Political Science Research and Methods
- Discipline: Political science
- Language: English
- Edited by: John D. Griffin

Publication details
- History: 2013–present
- Publisher: Cambridge University Press
- Frequency: Quarterly
- Open access: Hybrid
- Impact factor: 2.5 (2023)

Standard abbreviations
- ISO 4: Political Sci. Res. Methods

Indexing
- ISSN: 2049-8470 (print) 2049-8489 (web)
- LCCN: 2020207090
- JSTOR: 20498470
- OCLC no.: 854909031

Links
- Journal homepage; Online access; Online archive;

= Political Science Research and Methods =

Academic journal

Political Science Research and Methods is a quarterly peer-reviewed academic journal covering all subfields of political science.

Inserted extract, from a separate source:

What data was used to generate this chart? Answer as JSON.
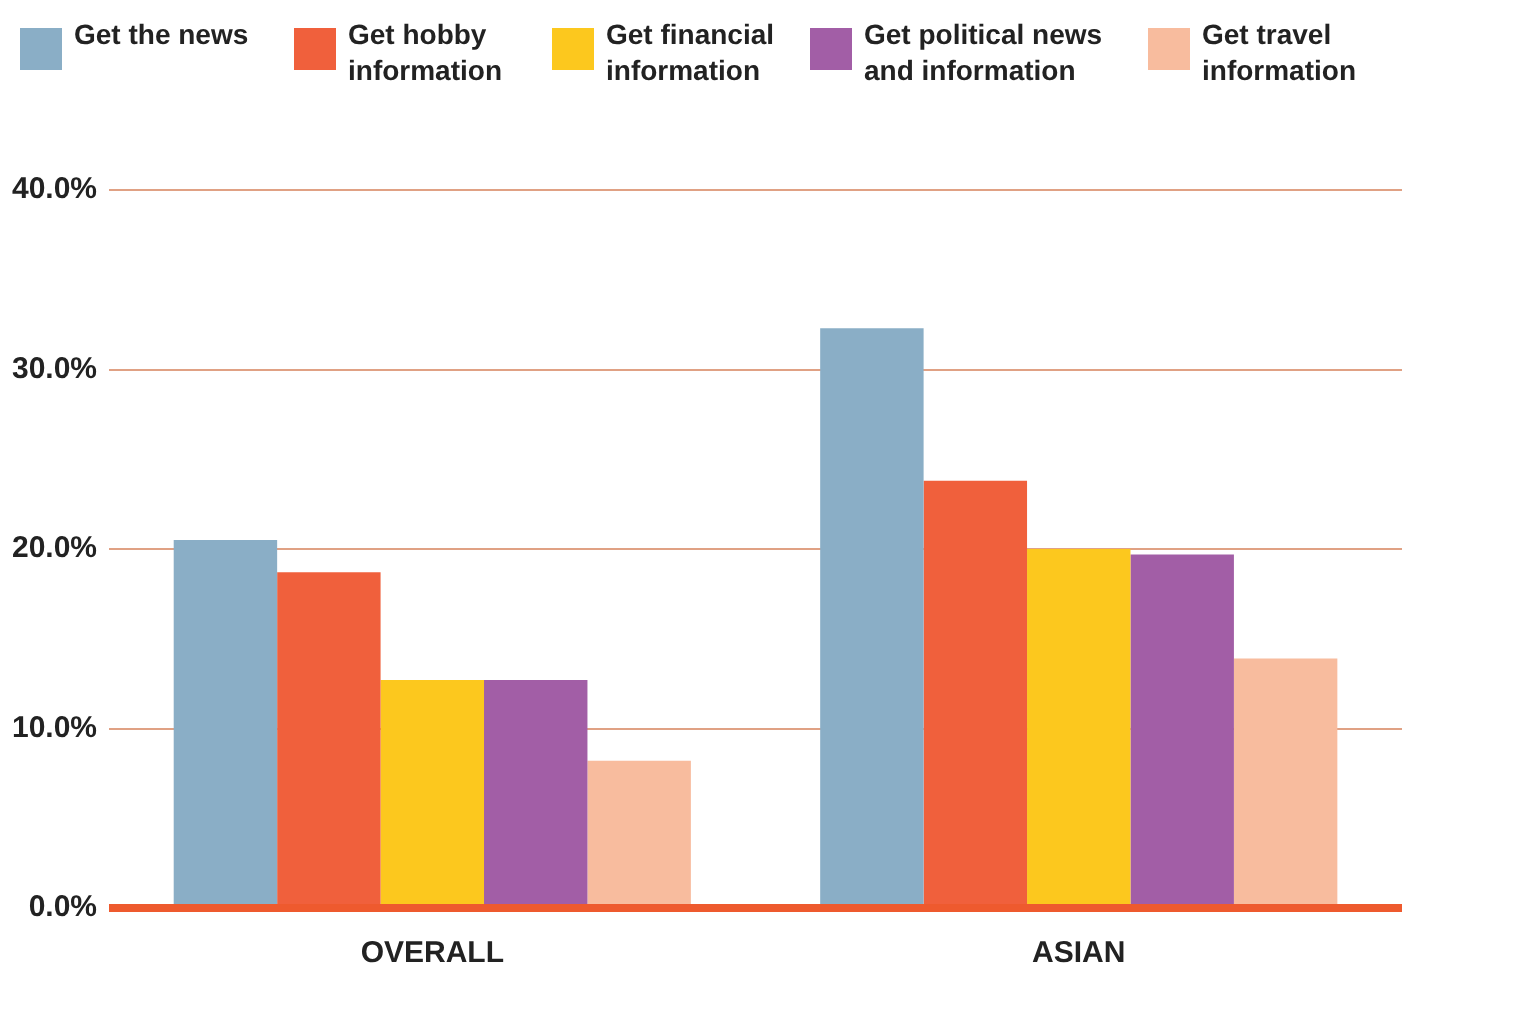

It is the official journal of the European Political Science Association and is published by Cambridge University Press. The editor-in-chief is John D. Griffin (Georgetown University).

==Abstracting and indexing==
The journal is abstracted and indexed in Research Papers in Economics, Social Sciences Citation Index, Current Contents/Social and Behavioral Sciences, ProQuest databases, and Scopus. According to the Journal Citation Reports, the journal has a 2023 impact factor of 2.5.